Many pilgrims suffer from respiratory infections due to viruses (called Hajj cough). Symptoms range from a mild inconvenience to severe illness - which can interfere with performing the rites. Following simple precautions, known as cough hygiene helps reduce your risk of respiratory infections (See KSA Ministry of Health advice below).
Severe respiratory illness is a risk worldwide and can spread rapidly in crowds. Again, following cough hygiene helps reduce your risk. If you return with mild respiratory symptoms, you have probably just caught a common illness, like a cold. However, if your symptoms get worse or you experience any breathing problems, get urgent advice from am urgent care centre, your GP or NHS Direct – remember to mention the countries you’ve visited.
Middle East respiratory syndrome coronavirus
Since September 2012, a small number of people have caught a respiratory illness, caused by a new virus in some Middle Eastern countries, including Jordan, KSA, Qatar and the United Arab Emirates. This virus, now called Middle East respiratory syndrome coronavirus (MERS-CoV), has in some cases, caused severe illness and death.
The risk of contracting MERS-CoV during travel is very low.

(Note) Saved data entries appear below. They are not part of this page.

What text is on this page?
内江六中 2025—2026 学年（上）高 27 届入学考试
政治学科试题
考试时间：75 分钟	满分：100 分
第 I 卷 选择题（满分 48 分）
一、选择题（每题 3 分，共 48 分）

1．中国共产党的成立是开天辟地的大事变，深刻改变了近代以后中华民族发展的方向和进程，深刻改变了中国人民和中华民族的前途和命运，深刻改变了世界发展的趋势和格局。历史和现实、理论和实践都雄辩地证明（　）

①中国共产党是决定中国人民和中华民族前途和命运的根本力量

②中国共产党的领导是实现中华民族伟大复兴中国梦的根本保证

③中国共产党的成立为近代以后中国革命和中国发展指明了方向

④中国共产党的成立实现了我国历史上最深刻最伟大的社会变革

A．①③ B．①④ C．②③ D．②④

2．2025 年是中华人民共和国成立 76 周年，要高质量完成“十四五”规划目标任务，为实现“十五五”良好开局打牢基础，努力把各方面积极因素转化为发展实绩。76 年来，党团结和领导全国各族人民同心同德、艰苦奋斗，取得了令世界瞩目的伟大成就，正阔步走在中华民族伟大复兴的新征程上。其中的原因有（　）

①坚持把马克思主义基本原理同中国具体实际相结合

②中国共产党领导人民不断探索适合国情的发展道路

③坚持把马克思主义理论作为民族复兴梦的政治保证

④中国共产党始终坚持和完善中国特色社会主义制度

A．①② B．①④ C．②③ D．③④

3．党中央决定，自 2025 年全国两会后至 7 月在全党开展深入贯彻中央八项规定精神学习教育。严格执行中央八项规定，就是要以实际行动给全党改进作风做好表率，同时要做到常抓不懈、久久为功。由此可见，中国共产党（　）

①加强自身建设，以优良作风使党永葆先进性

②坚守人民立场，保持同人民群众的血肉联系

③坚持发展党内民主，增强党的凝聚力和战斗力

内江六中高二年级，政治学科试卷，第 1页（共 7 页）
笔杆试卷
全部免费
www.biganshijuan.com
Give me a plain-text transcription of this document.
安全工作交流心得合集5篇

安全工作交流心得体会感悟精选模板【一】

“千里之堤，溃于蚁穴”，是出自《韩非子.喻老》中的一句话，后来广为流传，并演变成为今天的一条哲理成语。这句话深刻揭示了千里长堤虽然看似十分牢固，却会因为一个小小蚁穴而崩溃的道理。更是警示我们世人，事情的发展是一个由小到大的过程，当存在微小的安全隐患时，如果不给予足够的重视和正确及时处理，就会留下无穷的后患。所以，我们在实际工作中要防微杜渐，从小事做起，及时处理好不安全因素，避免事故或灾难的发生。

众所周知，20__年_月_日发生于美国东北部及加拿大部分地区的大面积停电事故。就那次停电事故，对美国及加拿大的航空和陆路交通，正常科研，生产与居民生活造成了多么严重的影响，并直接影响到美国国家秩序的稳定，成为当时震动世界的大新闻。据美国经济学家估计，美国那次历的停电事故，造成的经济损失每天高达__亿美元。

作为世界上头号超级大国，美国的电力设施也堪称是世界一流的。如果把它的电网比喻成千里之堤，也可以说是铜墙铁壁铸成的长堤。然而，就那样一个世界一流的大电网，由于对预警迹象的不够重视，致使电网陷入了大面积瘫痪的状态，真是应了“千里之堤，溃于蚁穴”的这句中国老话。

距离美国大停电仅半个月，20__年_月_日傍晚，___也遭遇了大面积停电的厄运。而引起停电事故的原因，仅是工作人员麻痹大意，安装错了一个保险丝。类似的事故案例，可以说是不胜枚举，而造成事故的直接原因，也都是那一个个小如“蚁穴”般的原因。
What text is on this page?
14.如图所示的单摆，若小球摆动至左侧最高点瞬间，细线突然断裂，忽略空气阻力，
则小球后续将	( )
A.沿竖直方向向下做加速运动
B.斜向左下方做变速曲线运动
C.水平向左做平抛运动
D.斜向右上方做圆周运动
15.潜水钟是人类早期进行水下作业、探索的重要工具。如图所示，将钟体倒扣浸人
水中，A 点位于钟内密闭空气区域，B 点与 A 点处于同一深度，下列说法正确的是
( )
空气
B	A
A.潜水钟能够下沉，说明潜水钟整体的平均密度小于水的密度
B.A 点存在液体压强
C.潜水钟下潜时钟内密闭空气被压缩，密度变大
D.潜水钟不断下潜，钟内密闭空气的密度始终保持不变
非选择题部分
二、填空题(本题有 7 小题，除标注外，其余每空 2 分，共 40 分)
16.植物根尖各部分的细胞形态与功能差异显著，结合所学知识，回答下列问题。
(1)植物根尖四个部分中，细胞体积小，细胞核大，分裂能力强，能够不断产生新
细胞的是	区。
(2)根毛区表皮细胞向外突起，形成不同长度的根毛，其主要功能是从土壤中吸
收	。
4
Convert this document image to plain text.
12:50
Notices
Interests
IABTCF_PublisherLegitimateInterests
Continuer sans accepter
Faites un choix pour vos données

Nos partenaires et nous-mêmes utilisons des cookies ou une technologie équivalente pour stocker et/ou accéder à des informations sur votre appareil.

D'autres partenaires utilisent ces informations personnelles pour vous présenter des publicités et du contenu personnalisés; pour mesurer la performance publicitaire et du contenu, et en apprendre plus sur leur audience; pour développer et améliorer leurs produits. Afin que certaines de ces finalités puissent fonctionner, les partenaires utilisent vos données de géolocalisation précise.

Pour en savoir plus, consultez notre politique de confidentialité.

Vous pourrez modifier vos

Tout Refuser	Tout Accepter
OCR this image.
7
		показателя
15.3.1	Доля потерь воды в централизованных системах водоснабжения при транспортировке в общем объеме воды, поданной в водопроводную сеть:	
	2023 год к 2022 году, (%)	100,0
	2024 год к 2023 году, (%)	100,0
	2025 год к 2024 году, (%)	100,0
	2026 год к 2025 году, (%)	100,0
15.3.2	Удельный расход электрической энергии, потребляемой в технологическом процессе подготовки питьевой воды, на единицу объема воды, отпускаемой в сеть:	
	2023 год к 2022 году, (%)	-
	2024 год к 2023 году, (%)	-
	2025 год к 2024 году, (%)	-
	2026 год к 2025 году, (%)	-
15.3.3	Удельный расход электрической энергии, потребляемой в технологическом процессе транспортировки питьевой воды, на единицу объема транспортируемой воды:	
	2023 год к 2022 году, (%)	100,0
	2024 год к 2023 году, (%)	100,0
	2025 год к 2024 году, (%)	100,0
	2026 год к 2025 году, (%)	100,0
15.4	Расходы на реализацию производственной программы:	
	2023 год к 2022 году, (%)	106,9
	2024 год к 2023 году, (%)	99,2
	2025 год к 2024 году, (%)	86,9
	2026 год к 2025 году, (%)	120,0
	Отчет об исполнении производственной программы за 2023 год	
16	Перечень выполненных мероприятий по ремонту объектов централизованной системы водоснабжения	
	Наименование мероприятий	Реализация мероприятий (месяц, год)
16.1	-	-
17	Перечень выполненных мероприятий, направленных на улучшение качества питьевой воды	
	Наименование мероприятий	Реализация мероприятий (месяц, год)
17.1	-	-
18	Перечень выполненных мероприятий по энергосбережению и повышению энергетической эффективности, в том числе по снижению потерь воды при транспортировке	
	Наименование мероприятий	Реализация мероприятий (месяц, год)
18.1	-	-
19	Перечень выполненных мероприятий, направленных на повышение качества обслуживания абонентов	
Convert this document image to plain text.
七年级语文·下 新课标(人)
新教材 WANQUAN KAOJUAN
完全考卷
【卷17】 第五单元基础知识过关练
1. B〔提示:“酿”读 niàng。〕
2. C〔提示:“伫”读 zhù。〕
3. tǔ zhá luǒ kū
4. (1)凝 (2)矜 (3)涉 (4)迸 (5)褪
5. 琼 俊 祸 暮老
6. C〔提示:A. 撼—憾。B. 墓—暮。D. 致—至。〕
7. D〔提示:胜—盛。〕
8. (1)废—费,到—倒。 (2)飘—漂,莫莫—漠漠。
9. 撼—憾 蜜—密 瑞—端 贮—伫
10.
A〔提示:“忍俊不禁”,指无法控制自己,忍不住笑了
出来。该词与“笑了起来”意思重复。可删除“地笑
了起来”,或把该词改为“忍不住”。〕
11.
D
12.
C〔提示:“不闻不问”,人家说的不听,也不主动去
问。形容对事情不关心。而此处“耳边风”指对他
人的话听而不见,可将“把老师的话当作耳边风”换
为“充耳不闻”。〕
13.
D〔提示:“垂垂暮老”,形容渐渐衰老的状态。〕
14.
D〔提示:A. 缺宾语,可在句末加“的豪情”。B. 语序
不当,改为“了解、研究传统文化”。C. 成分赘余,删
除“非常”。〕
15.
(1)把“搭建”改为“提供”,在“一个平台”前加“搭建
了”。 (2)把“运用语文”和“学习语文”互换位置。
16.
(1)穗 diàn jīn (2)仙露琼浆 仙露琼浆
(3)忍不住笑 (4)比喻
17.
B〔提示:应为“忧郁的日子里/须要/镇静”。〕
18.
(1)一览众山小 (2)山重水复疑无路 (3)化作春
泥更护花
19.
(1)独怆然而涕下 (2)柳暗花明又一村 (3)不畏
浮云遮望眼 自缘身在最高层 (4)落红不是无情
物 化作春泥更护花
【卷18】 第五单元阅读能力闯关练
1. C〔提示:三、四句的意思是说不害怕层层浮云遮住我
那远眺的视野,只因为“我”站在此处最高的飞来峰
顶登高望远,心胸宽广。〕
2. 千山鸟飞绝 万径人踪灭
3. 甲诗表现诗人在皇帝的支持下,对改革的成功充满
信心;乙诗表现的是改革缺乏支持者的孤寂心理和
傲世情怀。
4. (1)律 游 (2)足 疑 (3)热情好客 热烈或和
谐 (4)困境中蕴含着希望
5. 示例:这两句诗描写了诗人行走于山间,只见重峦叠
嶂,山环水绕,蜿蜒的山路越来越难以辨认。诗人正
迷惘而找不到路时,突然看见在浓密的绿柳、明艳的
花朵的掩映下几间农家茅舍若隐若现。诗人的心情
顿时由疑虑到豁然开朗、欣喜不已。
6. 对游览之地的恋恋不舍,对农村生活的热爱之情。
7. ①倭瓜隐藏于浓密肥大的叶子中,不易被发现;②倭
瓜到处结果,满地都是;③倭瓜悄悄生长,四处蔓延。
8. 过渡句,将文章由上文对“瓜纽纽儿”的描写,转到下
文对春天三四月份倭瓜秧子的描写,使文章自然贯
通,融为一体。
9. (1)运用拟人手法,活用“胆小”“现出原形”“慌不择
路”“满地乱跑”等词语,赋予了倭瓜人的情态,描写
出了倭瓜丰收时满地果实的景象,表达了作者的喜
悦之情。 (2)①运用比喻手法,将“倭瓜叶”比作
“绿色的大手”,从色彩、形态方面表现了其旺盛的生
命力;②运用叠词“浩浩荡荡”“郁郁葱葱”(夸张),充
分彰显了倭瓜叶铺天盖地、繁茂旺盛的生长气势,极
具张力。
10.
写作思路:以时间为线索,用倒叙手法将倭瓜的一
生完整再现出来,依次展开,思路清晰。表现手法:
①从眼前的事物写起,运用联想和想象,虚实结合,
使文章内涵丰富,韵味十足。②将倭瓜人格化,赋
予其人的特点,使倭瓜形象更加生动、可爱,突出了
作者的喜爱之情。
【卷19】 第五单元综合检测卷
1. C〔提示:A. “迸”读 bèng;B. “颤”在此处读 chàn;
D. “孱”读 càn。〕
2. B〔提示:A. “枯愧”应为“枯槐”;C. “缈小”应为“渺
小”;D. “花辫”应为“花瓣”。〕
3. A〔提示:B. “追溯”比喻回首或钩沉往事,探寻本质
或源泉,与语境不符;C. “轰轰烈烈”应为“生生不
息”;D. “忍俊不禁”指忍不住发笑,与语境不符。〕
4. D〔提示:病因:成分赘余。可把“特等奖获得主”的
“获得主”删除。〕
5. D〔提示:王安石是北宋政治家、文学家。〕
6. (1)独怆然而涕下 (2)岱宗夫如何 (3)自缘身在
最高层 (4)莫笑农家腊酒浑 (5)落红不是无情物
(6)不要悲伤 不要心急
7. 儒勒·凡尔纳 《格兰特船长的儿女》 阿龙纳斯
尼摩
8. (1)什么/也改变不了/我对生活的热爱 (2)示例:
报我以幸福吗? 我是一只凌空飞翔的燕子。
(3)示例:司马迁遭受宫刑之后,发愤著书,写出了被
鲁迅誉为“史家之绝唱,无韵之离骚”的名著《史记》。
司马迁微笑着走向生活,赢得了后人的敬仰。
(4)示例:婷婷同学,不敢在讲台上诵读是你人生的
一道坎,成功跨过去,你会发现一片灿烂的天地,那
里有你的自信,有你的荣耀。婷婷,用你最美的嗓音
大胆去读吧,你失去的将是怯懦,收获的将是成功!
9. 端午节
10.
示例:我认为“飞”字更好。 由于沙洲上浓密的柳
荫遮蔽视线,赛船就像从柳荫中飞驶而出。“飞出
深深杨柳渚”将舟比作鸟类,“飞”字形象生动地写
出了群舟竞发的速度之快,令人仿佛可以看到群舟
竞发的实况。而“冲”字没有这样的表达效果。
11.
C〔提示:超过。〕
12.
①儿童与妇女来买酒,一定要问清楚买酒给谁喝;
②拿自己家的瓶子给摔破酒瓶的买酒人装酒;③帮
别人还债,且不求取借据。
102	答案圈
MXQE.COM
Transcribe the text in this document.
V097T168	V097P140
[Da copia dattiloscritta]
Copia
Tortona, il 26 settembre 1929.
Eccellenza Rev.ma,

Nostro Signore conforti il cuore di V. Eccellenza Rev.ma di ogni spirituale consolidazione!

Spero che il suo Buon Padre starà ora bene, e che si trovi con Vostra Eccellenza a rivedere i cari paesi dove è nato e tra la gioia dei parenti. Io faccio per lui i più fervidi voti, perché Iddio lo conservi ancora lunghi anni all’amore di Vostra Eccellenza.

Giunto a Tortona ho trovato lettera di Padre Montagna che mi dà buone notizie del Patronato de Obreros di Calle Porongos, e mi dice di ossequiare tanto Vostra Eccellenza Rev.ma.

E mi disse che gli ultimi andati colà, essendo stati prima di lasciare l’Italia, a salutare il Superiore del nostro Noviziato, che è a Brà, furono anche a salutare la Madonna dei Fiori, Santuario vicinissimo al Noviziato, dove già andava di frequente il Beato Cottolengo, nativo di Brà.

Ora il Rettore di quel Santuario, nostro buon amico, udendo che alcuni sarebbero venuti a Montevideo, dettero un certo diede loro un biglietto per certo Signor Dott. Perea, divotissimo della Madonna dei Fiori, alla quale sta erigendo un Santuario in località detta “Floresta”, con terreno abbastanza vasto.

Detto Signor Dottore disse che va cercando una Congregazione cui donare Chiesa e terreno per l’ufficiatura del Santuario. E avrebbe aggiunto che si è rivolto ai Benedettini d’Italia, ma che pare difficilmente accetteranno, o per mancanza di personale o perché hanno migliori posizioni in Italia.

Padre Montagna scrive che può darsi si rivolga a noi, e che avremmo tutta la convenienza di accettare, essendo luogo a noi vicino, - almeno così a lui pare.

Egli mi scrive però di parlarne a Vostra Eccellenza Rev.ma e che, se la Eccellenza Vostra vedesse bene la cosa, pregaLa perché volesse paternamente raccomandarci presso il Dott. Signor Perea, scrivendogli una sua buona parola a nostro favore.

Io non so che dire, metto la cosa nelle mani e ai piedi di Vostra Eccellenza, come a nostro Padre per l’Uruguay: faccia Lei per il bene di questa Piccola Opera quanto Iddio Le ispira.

However, KSA’s Ministry of Health recommends that the following groups postpone their performance of the Hajj and Umrah this year for their own safety:
Elderly people - above 65 years of age
Anyone with chronic diseases such as cancer, heart, kidney, respiratory problems, diabetes, or immune deficiency and terminal illnesses
Children under 12 years old
Wash hands with soap and water or disinfectant, especially after coughing and sneezing.
Use disposable tissues when coughing or sneezing and dispose it in the waste basket.
Try as much as possible to avoid hand contact with the eyes, nose and mouth.
Avoid direct contact with people with symptoms such as cough, sneeze, expectoration, vomiting, and diarrhoea.
Wear masks, especially when in crowded places.
Maintain good personal hygiene.
Sun and heat
Daytime temperatures in KSA, even during the winter, can get very high. Risks include sunburn, dehydration, heat exhaustion, and heat stroke. If possible, try to travel before Hajj starts to allow time to get adapt to high temperatures.
Drink plenty of clean water (preferably bottled or boiled and cooled) to avoid dehydration. Apply high protection sunscreen (at least SPF 15) regularly. Male pilgrims are not allowed to cover their heads, but can use umbrellas.
Sand can reach very high temperatures - wear comfortable, good quality shoes and carry a shoe bag for the times you need to be barefoot.
It is important to make sure you are physically fit as the Hajj is demanding and includes walking long distances in hot conditions.
If you want to avoid your period during Hajj, speak to your GP or family planning clinic about the suitability of hormone medication to delay menstruation. The KSA government advises against undertaking pilgrimages if you are pregnant. If you are determined to travel whilst pregnant, discuss your plans with your midwife and see you GP or practice nurse for advice and vaccines.